Lord Edward Corinth and his side-kick, Verity Brown, are David Roberts' characters. They solve murders during the 1930s. The books are well-written and historically accurate. Ideal if you want to give noir a rest.
Urooj Humayun
Posted: Wednesday, June 15, 2011 9:13 AM
Joined: 6/15/2011
Posts: 3


I would like to read Cleopatra Being an Account of the Fall and Vengeance of Harmachis is a novel written by the author H. Rider Haggard, the author of King Solomon's Mines and She.

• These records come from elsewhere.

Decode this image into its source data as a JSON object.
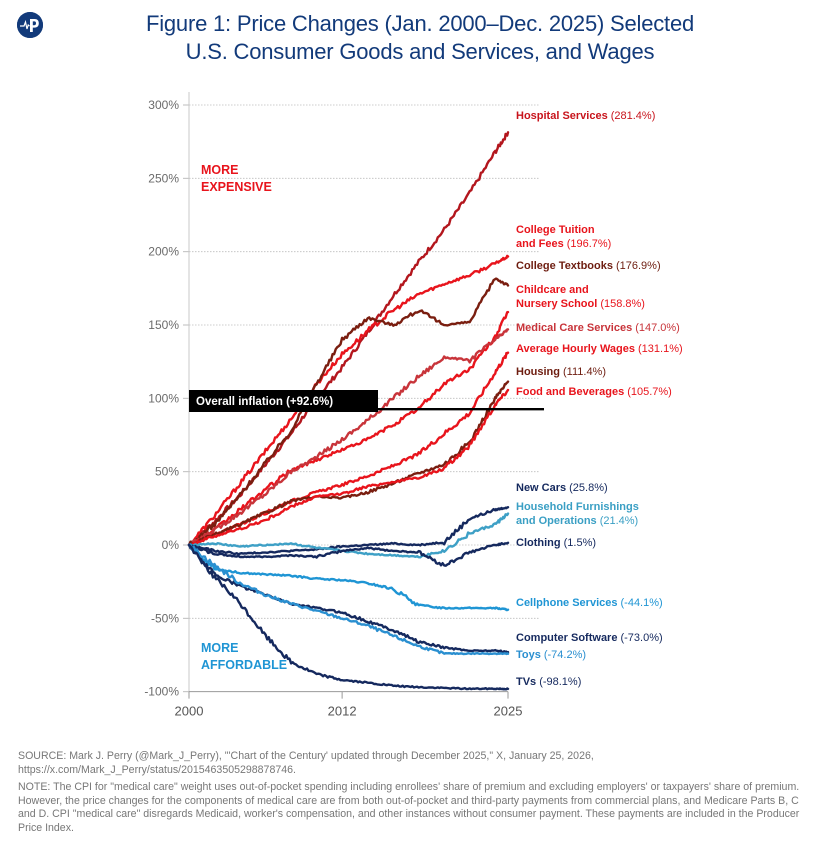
{
  "logo": {
    "icon": "heartbeat-p-logo-icon"
  },
  "title": {
    "line1": "Figure 1: Price Changes (Jan. 2000–Dec. 2025) Selected",
    "line2": "U.S. Consumer Goods and Services, and Wages"
  },
  "footer": {
    "source": "SOURCE: Mark J. Perry (@Mark_J_Perry), \"'Chart of the Century' updated through December 2025,\" X, January 25, 2026, https://x.com/Mark_J_Perry/status/2015463505298878746.",
    "note": "NOTE: The CPI for \"medical care\" weight uses out-of-pocket spending including enrollees' share of premium and excluding employers' or taxpayers' share of premium. However, the price changes for the components of medical care are from both out-of-pocket and third-party payments from commercial plans, and Medicare Parts B, C and D. CPI \"medical care\" disregards Medicaid, worker's compensation, and other instances without consumer payment. These payments are included in the Producer Price Index."
  },
  "chart_data": {
    "type": "line",
    "title": "Figure 1: Price Changes (Jan. 2000–Dec. 2025) Selected U.S. Consumer Goods and Services, and Wages",
    "xlabel": "",
    "ylabel": "",
    "xlim": [
      2000,
      2025
    ],
    "ylim": [
      -100,
      300
    ],
    "x_ticks": [
      "2000",
      "2012",
      "2025"
    ],
    "x_tick_values": [
      2000,
      2012,
      2025
    ],
    "y_ticks": [
      "300%",
      "250%",
      "200%",
      "150%",
      "100%",
      "50%",
      "0%",
      "-50%",
      "-100%"
    ],
    "y_tick_values": [
      300,
      250,
      200,
      150,
      100,
      50,
      0,
      -50,
      -100
    ],
    "grid": "horizontal-dotted",
    "legend": "direct-labels-right",
    "annotations": {
      "more_expensive": [
        "MORE",
        "EXPENSIVE"
      ],
      "more_affordable": [
        "MORE",
        "AFFORDABLE"
      ],
      "overall_inflation": {
        "label": "Overall inflation (+92.6%)",
        "value": 92.6
      }
    },
    "colors": {
      "red": "#e8141c",
      "dark_red": "#b3161d",
      "maroon": "#7a1e10",
      "rose": "#c8343a",
      "navy": "#15295e",
      "light_blue": "#1f95d4",
      "teal_blue": "#3ea0c6",
      "mid_blue": "#2a8fd0",
      "axis_text": "#6b6b6b",
      "title": "#123a7a"
    },
    "x": [
      2000,
      2002,
      2004,
      2006,
      2008,
      2010,
      2012,
      2014,
      2016,
      2018,
      2020,
      2022,
      2024,
      2025
    ],
    "series": [
      {
        "name": "Hospital Services",
        "final": "(281.4%)",
        "color": "#b3161d",
        "label_color": "#b3161d",
        "values": [
          0,
          16,
          34,
          55,
          76,
          100,
          121,
          145,
          170,
          193,
          215,
          240,
          268,
          281.4
        ]
      },
      {
        "name": "College Tuition and Fees",
        "final": "(196.7%)",
        "color": "#e8141c",
        "label_color": "#e8141c",
        "values": [
          0,
          20,
          42,
          64,
          86,
          110,
          130,
          146,
          160,
          171,
          178,
          184,
          192,
          196.7
        ]
      },
      {
        "name": "College Textbooks",
        "final": "(176.9%)",
        "color": "#7a1e10",
        "label_color": "#7a1e10",
        "values": [
          0,
          14,
          34,
          56,
          78,
          110,
          140,
          155,
          150,
          160,
          150,
          152,
          182,
          176.9
        ]
      },
      {
        "name": "Childcare and Nursery School",
        "final": "(158.8%)",
        "color": "#e8141c",
        "label_color": "#e8141c",
        "values": [
          0,
          10,
          24,
          38,
          51,
          58,
          65,
          72,
          82,
          93,
          110,
          120,
          142,
          158.8
        ]
      },
      {
        "name": "Medical Care Services",
        "final": "(147.0%)",
        "color": "#c8343a",
        "label_color": "#c8343a",
        "values": [
          0,
          10,
          22,
          35,
          50,
          60,
          72,
          85,
          100,
          115,
          128,
          126,
          140,
          147.0
        ]
      },
      {
        "name": "Average Hourly Wages",
        "final": "(131.1%)",
        "color": "#e8141c",
        "label_color": "#e8141c",
        "values": [
          0,
          7,
          14,
          22,
          30,
          36,
          41,
          47,
          54,
          62,
          76,
          90,
          118,
          131.1
        ]
      },
      {
        "name": "Housing",
        "final": "(111.4%)",
        "color": "#7a1e10",
        "label_color": "#7a1e10",
        "values": [
          0,
          7,
          14,
          22,
          30,
          33,
          32,
          36,
          42,
          49,
          55,
          70,
          100,
          111.4
        ]
      },
      {
        "name": "Food and Beverages",
        "final": "(105.7%)",
        "color": "#e8141c",
        "label_color": "#e8141c",
        "values": [
          0,
          6,
          11,
          17,
          26,
          33,
          35,
          40,
          43,
          46,
          52,
          68,
          96,
          105.7
        ]
      },
      {
        "name": "New Cars",
        "final": "(25.8%)",
        "color": "#15295e",
        "label_color": "#15295e",
        "values": [
          0,
          -4,
          -6,
          -5,
          -4,
          -3,
          -1,
          0,
          1,
          0,
          2,
          18,
          24,
          25.8
        ]
      },
      {
        "name": "Household Furnishings and Operations",
        "final": "(21.4%)",
        "color": "#3ea0c6",
        "label_color": "#3ea0c6",
        "values": [
          0,
          1,
          -1,
          0,
          1,
          -2,
          -4,
          -6,
          -7,
          -8,
          -4,
          8,
          14,
          21.4
        ]
      },
      {
        "name": "Clothing",
        "final": "(1.5%)",
        "color": "#15295e",
        "label_color": "#15295e",
        "values": [
          0,
          -6,
          -8,
          -8,
          -7,
          -8,
          -4,
          -2,
          -4,
          -5,
          -14,
          -5,
          0,
          1.5
        ]
      },
      {
        "name": "Cellphone Services",
        "final": "(-44.1%)",
        "color": "#1f95d4",
        "label_color": "#1f95d4",
        "values": [
          0,
          -16,
          -19,
          -20,
          -21,
          -23,
          -24,
          -26,
          -30,
          -41,
          -43,
          -43,
          -43,
          -44.1
        ]
      },
      {
        "name": "Computer Software",
        "final": "(-73.0%)",
        "color": "#15295e",
        "label_color": "#15295e",
        "values": [
          0,
          -20,
          -28,
          -34,
          -40,
          -43,
          -46,
          -52,
          -58,
          -66,
          -70,
          -72,
          -72,
          -73.0
        ]
      },
      {
        "name": "Toys",
        "final": "(-74.2%)",
        "color": "#2a8fd0",
        "label_color": "#2a8fd0",
        "values": [
          0,
          -14,
          -26,
          -34,
          -40,
          -45,
          -50,
          -55,
          -62,
          -69,
          -74,
          -74,
          -74,
          -74.2
        ]
      },
      {
        "name": "TVs",
        "final": "(-98.1%)",
        "color": "#15295e",
        "label_color": "#15295e",
        "values": [
          0,
          -22,
          -40,
          -62,
          -80,
          -88,
          -92,
          -94,
          -96,
          -97,
          -97.5,
          -98,
          -98,
          -98.1
        ]
      }
    ],
    "labels": [
      {
        "lines": [
          "Hospital Services"
        ],
        "value": "(281.4%)",
        "color": "#c8141c"
      },
      {
        "lines": [
          "College Tuition",
          "and Fees"
        ],
        "value": "(196.7%)",
        "color": "#e8141c"
      },
      {
        "lines": [
          "College Textbooks"
        ],
        "value": "(176.9%)",
        "color": "#6e1d10"
      },
      {
        "lines": [
          "Childcare and",
          "Nursery School"
        ],
        "value": "(158.8%)",
        "color": "#e8141c"
      },
      {
        "lines": [
          "Medical Care Services"
        ],
        "value": "(147.0%)",
        "color": "#c8343a"
      },
      {
        "lines": [
          "Average Hourly Wages"
        ],
        "value": "(131.1%)",
        "color": "#e8141c"
      },
      {
        "lines": [
          "Housing"
        ],
        "value": "(111.4%)",
        "color": "#6e1d10"
      },
      {
        "lines": [
          "Food and Beverages"
        ],
        "value": "(105.7%)",
        "color": "#e8141c"
      },
      {
        "lines": [
          "New Cars"
        ],
        "value": "(25.8%)",
        "color": "#15295e"
      },
      {
        "lines": [
          "Household Furnishings",
          "and Operations"
        ],
        "value": "(21.4%)",
        "color": "#3a9fc4"
      },
      {
        "lines": [
          "Clothing"
        ],
        "value": "(1.5%)",
        "color": "#15295e"
      },
      {
        "lines": [
          "Cellphone Services"
        ],
        "value": "(-44.1%)",
        "color": "#1f95d4"
      },
      {
        "lines": [
          "Computer Software"
        ],
        "value": "(-73.0%)",
        "color": "#15295e"
      },
      {
        "lines": [
          "Toys"
        ],
        "value": "(-74.2%)",
        "color": "#2a8fd0"
      },
      {
        "lines": [
          "TVs"
        ],
        "value": "(-98.1%)",
        "color": "#15295e"
      }
    ]
  }
}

It is difficult to keep tracks on legendary books especially when I cannot find anything accept for Wiki Pedia....



Dave McClure
Posted: Thursday, November 17, 2011 8:20 PM
Joined: 11/17/2011
Posts: 21


I like historical fiction, but the research required to keep it real can be exhaustive.  Writing something on the level of "The Name of the Rose" would keep me in research for years and years, just to make sure the mustard recipes are accurate for the time.  And I do so dislike books where the author tries to fake it.  My books revolve around historical facts, but the mystery itself is current.  Kind of the way that Nevada Barr did with "Flashback."  Or some of the Clive Cussler books.  Darn!  Forgot to put both on my list of fav authors...
SusanElizabeth
Posted: Tuesday, January 10, 2012 8:37 AM
Joined: 7/18/2011
Posts: 25


I haven't read that much historical fiction, but I really wish that someone would take a Bestselling stab at the Roanoke Colony disappearances. I remember reading the one paragraph description in history class and thinking ooh I want more...
Colleen Lindsay
Posted: Wednesday, June 20, 2012 9:43 AM
Joined: 2/27/2011
Posts: 356


Bumping up for new members to see.

Lucy Silag
Posted: Monday, September 23, 2013 1:51 PM
Joined: 6/7/2013
Posts: 1359


Hi, @Eliza--I am reading MAISIE DOBBS right now, and I love it!!

 

I'll check out Carola Dunn, too!

 

In fact, I will add all of these to our mystery pinboard . . . which also features Benedict Cumberbatch in a Hawaiian grass skirt.

 

Thanks for recs, guys!

 

Lucy

Book Country Community and Engagement Manager


Nevena Georgieva
Posted: Thursday, September 26, 2013 10:48 AM
Joined: 2/9/2012
Posts: 438


The best historical mystery I've read recently is DOKTOR GLASS by Thomas Brennan. It's set in Victorian England and has a supernatural twist that is super intriguing. Let me just say that it features the industrial marvel The Transatlantic Span, a bridge that connects Liverpool and New York... Cool, right?

 

Nevena 

BC Coordinator


ValerieT
Posted: Tuesday, November 10, 2015 11:49 AM
Joined: 8/29/2015
Posts: 16


Elizabeth Peters is an all-time favourite of mine. I also like Carolla Dun. A series that is new to me, although not new since there are 20 mysteries in the series, is the Miss Fisher books by Kerry Greenwood. They are set in the late 1920's.